Между тем император, уставший от тщетного ожидания и своим актерским чутьем чувствуя, что величественная минута, продолжаясь слишком долго, начинает терять свою величественность, подал рукою знак. Раздался одинокий выстрел сигнальной пушки, и войска, с разных сторон обложившие Москву, двинулись в Москву, в Тверскую, Калужскую и Дорогомиловскую заставы. Быстрее и быстрее, перегоняя одни других, беглым шагом и рысью, двигались войска, скрываясь в поднимаемых ими облаках пыли и оглашая воздух сливающимися гулами криков.

Увлеченный движением войск, Наполеон доехал с войсками до Дорогомиловской заставы, но там опять остановился и, слезши с лошади, долго ходил у Камерколлежского вала, ожидая депутации.

Москва между тем была пуста. В ней были еще люди, в ней оставалась еще пятидесятая часть всех бывших прежде жителей, но она была пуста. Она была пуста, как пуст бывает домирающий, обезматочивший улей.

В обезматочившем улье уже нет жизни, но на поверхностный взгляд он кажется таким же живым, как и другие.

Так же весело в жарких лучах полуденного солнца вьются пчелы вокруг обезматочившего улья, как и вокруг других живых ульев; так же издалека пахнет от него медом, так же влетают и вылетают из него пчелы. Но стоит приглядеться к нему, чтобы понять, что в улье этом уже нет жизни. Не так, как в живых ульях, летают пчелы, не тот запах, не тот звук поражают пчеловода. На стук пчеловода в стенку больного улья вместо прежнего, мгновенного, дружного ответа, шипенья десятков тысяч пчел, грозно поджимающих зад и быстрым боем крыльев производящих этот воздушный жизненный звук, – ему отвечают разрозненные жужжания, гулко раздающиеся в разных местах пустого улья.

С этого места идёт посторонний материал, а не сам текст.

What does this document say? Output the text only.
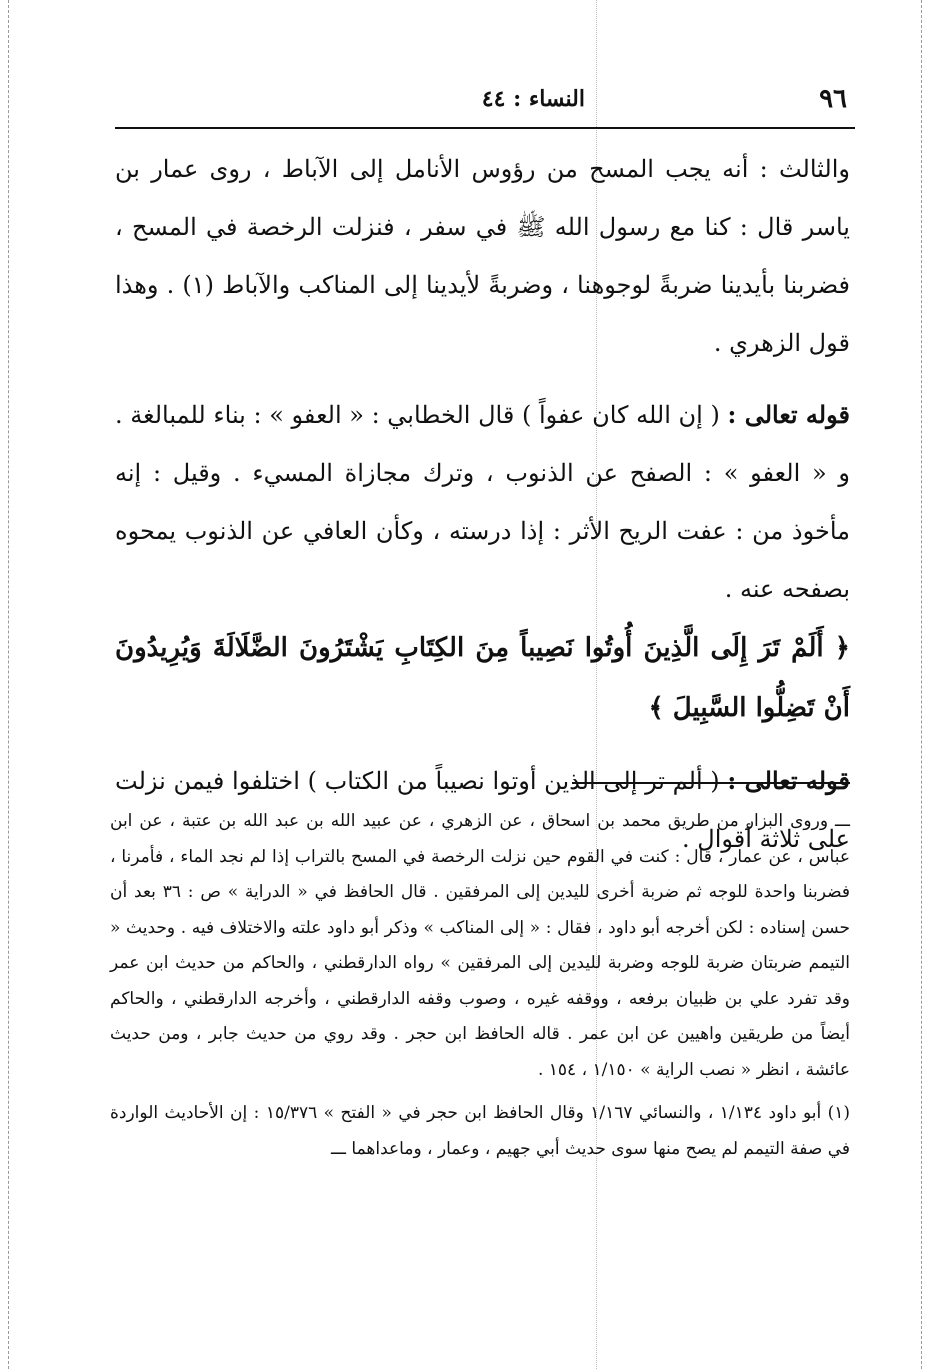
٩٦
النساء : ٤٤

والثالث : أنه يجب المسح من رؤوس الأنامل إلى الآباط ، روى عمار بن ياسر قال : كنا مع رسول الله ﷺ في سفر ، فنزلت الرخصة في المسح ، فضربنا بأيدينا ضربةً لوجوهنا ، وضربةً لأيدينا إلى المناكب والآباط (١) . وهذا قول الزهري .

قوله تعالى : ( إن الله كان عفواً ) قال الخطابي : « العفو » : بناء للمبالغة . و « العفو » : الصفح عن الذنوب ، وترك مجازاة المسيء . وقيل : إنه مأخوذ من : عفت الريح الأثر : إذا درسته ، وكأن العافي عن الذنوب يمحوه بصفحه عنه .

﴿ أَلَمْ تَرَ إِلَى الَّذِينَ أُوتُوا نَصِيباً مِنَ الكِتَابِ يَشْتَرُونَ الضَّلَالَةَ وَيُرِيدُونَ أَنْ تَضِلُّوا السَّبِيلَ ﴾

قوله تعالى : ( ألم تر إلى الذين أوتوا نصيباً من الكتاب ) اختلفوا فيمن نزلت على ثلاثة أقوال .

ـــ وروى البزار من طريق محمد بن اسحاق ، عن الزهري ، عن عبيد الله بن عبد الله بن عتبة ، عن ابن عباس ، عن عمار ، قال : كنت في القوم حين نزلت الرخصة في المسح بالتراب إذا لم نجد الماء ، فأمرنا ، فضربنا واحدة للوجه ثم ضربة أخرى لليدين إلى المرفقين . قال الحافظ في « الدراية » ص : ٣٦ بعد أن حسن إسناده : لكن أخرجه أبو داود ، فقال : « إلى المناكب » وذكر أبو داود علته والاختلاف فيه . وحديث « التيمم ضربتان ضربة للوجه وضربة لليدين إلى المرفقين » رواه الدارقطني ، والحاكم من حديث ابن عمر وقد تفرد علي بن ظبيان برفعه ، ووقفه غيره ، وصوب وقفه الدارقطني ، وأخرجه الدارقطني ، والحاكم أيضاً من طريقين واهيين عن ابن عمر . قاله الحافظ ابن حجر . وقد روي من حديث جابر ، ومن حديث عائشة ، انظر « نصب الراية » ١/١٥٠ ، ١٥٤ .

(١) أبو داود ١/١٣٤ ، والنسائي ١/١٦٧ وقال الحافظ ابن حجر في « الفتح » ١٥/٣٧٦ : إن الأحاديث الواردة في صفة التيمم لم يصح منها سوى حديث أبي جهيم ، وعمار ، وماعداهما ـــ
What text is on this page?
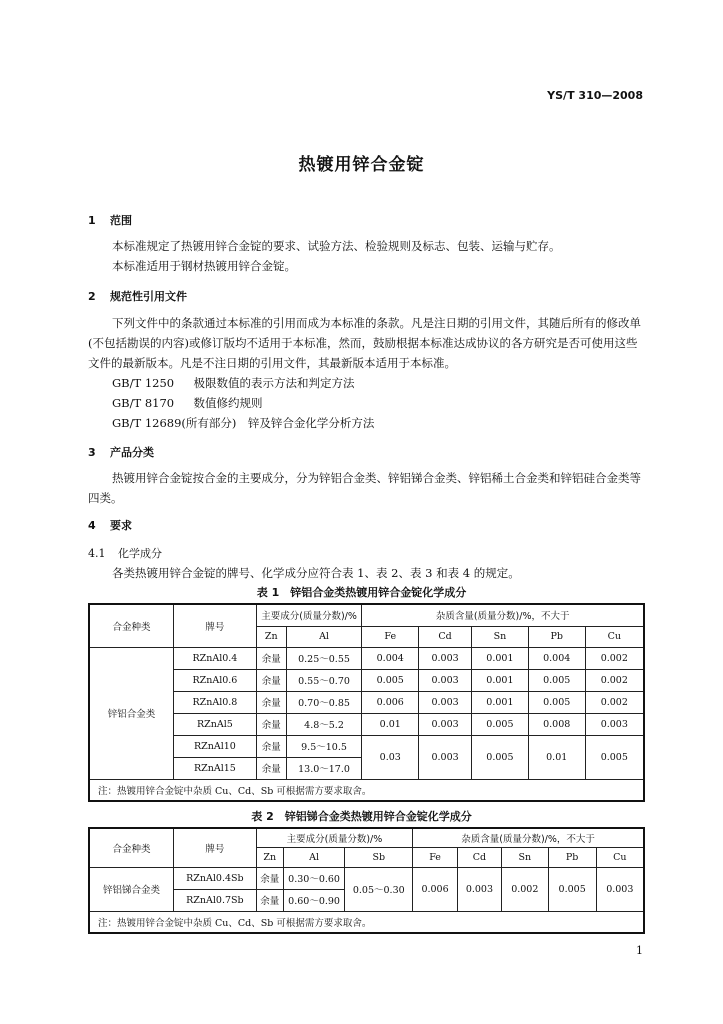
YS/T 310—2008
热镀用锌合金锭
1 范围
本标准规定了热镀用锌合金锭的要求、试验方法、检验规则及标志、包装、运输与贮存。
本标准适用于钢材热镀用锌合金锭。
2 规范性引用文件
下列文件中的条款通过本标准的引用而成为本标准的条款。凡是注日期的引用文件，其随后所有的修改单(不包括勘误的内容)或修订版均不适用于本标准，然而，鼓励根据本标准达成协议的各方研究是否可使用这些文件的最新版本。凡是不注日期的引用文件，其最新版本适用于本标准。
GB/T 1250　 极限数值的表示方法和判定方法
GB/T 8170　 数值修约规则
GB/T 12689(所有部分)　 锌及锌合金化学分析方法
3 产品分类
热镀用锌合金锭按合金的主要成分，分为锌铝合金类、锌铝锑合金类、锌铝稀土合金类和锌铝硅合金类等四类。
4 要求
4.1 化学成分
各类热镀用锌合金锭的牌号、化学成分应符合表 1、表 2、表 3 和表 4 的规定。
表 1　锌铝合金类热镀用锌合金锭化学成分
合金种类	牌号	主要成分(质量分数)/%		杂质含量(质量分数)/%，不大于				
		Zn	Al	Fe	Cd	Sn	Pb	Cu
锌铝合金类	RZnAl0.4	余量	0.25～0.55	0.004	0.003	0.001	0.004	0.002
	RZnAl0.6	余量	0.55～0.70	0.005	0.003	0.001	0.005	0.002
	RZnAl0.8	余量	0.70～0.85	0.006	0.003	0.001	0.005	0.002
	RZnAl5	余量	4.8～5.2	0.01	0.003	0.005	0.008	0.003
	RZnAl10	余量	9.5～10.5	0.03	0.003	0.005	0.01	0.005
	RZnAl15	余量	13.0～17.0					
注：热镀用锌合金锭中杂质 Cu、Cd、Sb 可根据需方要求取舍。								
表 2　锌铝锑合金类热镀用锌合金锭化学成分
合金种类	牌号	主要成分(质量分数)/%			杂质含量(质量分数)/%，不大于				
		Zn	Al	Sb	Fe	Cd	Sn	Pb	Cu
锌铝锑合金类	RZnAl0.4Sb	余量	0.30～0.60	0.05～0.30	0.006	0.003	0.002	0.005	0.003
	RZnAl0.7Sb	余量	0.60～0.90						
注：热镀用锌合金锭中杂质 Cu、Cd、Sb 可根据需方要求取舍。									
1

Из летка не пахнет, как прежде, спиртовым, душистым запахом меда и яда, не несет оттуда теплом полноты, а с запахом меда сливается запах пустоты и гнили. У летка нет больше готовящихся на погибель для защиты, поднявших кверху зады, трубящих тревогу стражей. Нет больше того ровного и тихого звука, трепетанья труда, подобного звуку кипенья, а слышится нескладный, разрозненный шум беспорядка. В улей и из улья робко и увертливо влетают и вылетают черные продолговатые, смазанные медом пчелы-грабительницы; они не жалят, а ускользают от опасности. Прежде только с ношами влетали, а вылетали пустые пчелы, теперь вылетают с ношами. Пчеловод открывает нижнюю колодезню и вглядывается в нижнюю часть улья. Вместо прежде висевших до уза (нижнего дна) черных, усмиренных трудом плетей сочных пчел, держащих за ноги друг друга и с непрерывным шепотом труда тянущих вощину, – сонные, ссохшиеся пчелы в разные стороны бредут рассеянно по дну и стенкам улья. Вместо чисто залепленного клеем и сметенного веерами крыльев пола на дне лежат крошки вощин, испражнения пчел, полумертвые, чуть шевелящие ножками и совершенно мертвые, неприбранные пчелы.

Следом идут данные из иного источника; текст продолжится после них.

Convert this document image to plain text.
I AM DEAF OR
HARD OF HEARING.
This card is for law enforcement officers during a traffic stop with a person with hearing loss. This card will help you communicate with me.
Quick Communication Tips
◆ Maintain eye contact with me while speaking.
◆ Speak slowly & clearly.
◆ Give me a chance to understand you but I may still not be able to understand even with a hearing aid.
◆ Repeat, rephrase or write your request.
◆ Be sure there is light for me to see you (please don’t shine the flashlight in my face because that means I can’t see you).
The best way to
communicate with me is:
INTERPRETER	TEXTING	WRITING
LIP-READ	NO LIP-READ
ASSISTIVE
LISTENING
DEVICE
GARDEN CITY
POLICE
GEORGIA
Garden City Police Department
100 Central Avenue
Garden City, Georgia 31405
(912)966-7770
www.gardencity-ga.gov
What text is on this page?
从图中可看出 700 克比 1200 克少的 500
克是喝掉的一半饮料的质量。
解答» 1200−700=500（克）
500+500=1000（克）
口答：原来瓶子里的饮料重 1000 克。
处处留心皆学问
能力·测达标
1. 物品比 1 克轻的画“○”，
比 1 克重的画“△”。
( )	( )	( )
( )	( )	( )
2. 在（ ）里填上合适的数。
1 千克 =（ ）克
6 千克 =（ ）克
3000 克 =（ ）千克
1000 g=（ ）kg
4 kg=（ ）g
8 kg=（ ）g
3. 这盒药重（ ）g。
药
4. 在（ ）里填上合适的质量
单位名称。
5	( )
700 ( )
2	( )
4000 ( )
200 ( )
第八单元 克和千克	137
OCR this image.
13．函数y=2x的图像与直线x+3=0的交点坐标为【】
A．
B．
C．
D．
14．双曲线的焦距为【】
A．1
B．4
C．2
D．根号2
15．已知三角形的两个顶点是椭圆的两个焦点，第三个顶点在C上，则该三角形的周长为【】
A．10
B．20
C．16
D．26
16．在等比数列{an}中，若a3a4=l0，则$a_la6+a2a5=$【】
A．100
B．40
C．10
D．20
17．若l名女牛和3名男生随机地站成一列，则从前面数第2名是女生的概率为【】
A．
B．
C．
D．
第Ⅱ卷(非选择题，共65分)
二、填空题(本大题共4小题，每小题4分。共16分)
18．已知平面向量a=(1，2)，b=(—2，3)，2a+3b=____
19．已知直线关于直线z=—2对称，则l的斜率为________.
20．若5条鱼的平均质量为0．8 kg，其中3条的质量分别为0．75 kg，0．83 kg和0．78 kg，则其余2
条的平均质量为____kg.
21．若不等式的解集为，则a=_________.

Пчеловод открывает верхнюю колодезню и осматривает голову улья. Вместо сплошных рядов пчел, облепивших все промежутки сотов и греющих детву, он видит искусную, сложную работу сотов, но уже не в том виде девственности, в котором она бывала прежде. Все запущено и загажено. Грабительницы – черные пчелы – шныряют быстро и украдисто по работам; свои пчелы, ссохшиеся, короткие, вялые, как будто старые, медленно бродят, никому не мешая, ничего не желая и потеряв сознание жизни. Трутни, шершни, шмели, бабочки бестолково стучатся на лету о стенки улья. Кое-где между вощинами с мертвыми детьми и медом изредка слышится с разных сторон сердитое брюзжание; где-нибудь две пчелы, по старой привычке и памяти очищая гнездо улья, старательно, сверх сил, тащат прочь мертвую пчелу или шмеля, сами не зная, для чего они это делают. В другом углу другие две старые пчелы лениво дерутся или чистятся, или кормят одна другую, сами не зная, враждебно или дружелюбно они это делают. В третьем месте толпа пчел, давя друг друга, нападает на какую-нибудь жертву и бьет и душит ее. И ослабевшая или убитая пчела медленно, легко, как пух, спадает сверху в кучу трупов. Пчеловод разворачивает две средние вощины, чтобы видеть гнездо. Вместо прежних сплошных черных кругов спинка с спинкой сидящих тысяч пчел и блюдущих высшие тайны родного дела, он видит сотни унылых, полуживых и заснувших остовов пчел. Они почти все умерли, сами не зная этого, сидя на святыне, которую они блюли и которой уже нет больше. От них пахнет гнилью и смертью. Только некоторые из них шевелятся, поднимаются, вяло летят и садятся на руку врагу, не в силах умереть, жаля его, – остальные, мертвые, как рыбья чешуя, легко сыплются вниз. Пчеловод закрывает колодезню, отмечает мелом колодку и, выбрав время, выламывает и выжигает ее.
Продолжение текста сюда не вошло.